Yeah and when not driving, you can wear them on your wrist and clear headaches and improve general wellbeing. You may also be able to wear them in such as way as to make some of your personal 'belongings' bigger and longer. Put them in your hat and you may achieve a science degree or two.

Captain Vallo
02-16-2010, 05:13 AM
I've come from a Honda Accord tourer diesel to this CR-V (16k on clock) diesel and was initially a little dissapointed by the number of miles per tank comparison.

In short, I am currently travelling to/from midlands to SE each week, mostly motorway at 80mph. I tend to travel when traffic is lighter (to avoid M25 carpark). I then stay locally undertaking small journeys.

In my accord I was getting there and back with about quarter of a tank to spare (about a 400 mile round trip).

However the CR-V is only just doing the same journey and is closer to empty.

However (again), I have discovered the CR-V tank is considerably smaller.

After messing about with various numbers on spreadsheet I have come to the following conclusion:

I think that the Accord's computer mpg figures were less than reliable, and rarely (if ever) did my refills appear to match the trip computers figures. As a rule the litres (x10) to fill were more than the miles dones. eg 470 miles = 49 litres to fill. I always filled the tank and the accord had an automatic reset on one set of figures. I can only remember once it needing less litres (x10) than the miles done.
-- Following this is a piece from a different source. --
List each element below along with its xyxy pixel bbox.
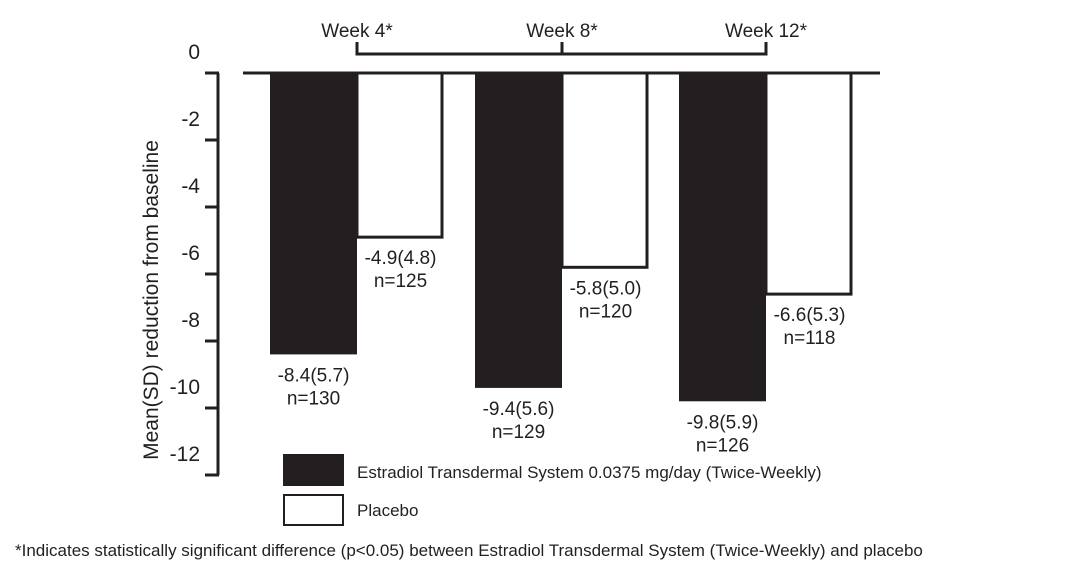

Often the accord would tell me that i was achieving 50+ mpg with conservative driving, yet refil would still be same factor.

However, the CR-v (with only 2 weeks ownership) computer appears to be a little more accurate and so far both the refills and the clock showing 38mpg. This means the CR-V is about 5 or 6 mpg down on the Accord which is what I was expecting.

To summarise I appear to be getting about 38mpg, but will keep accurate data and update later.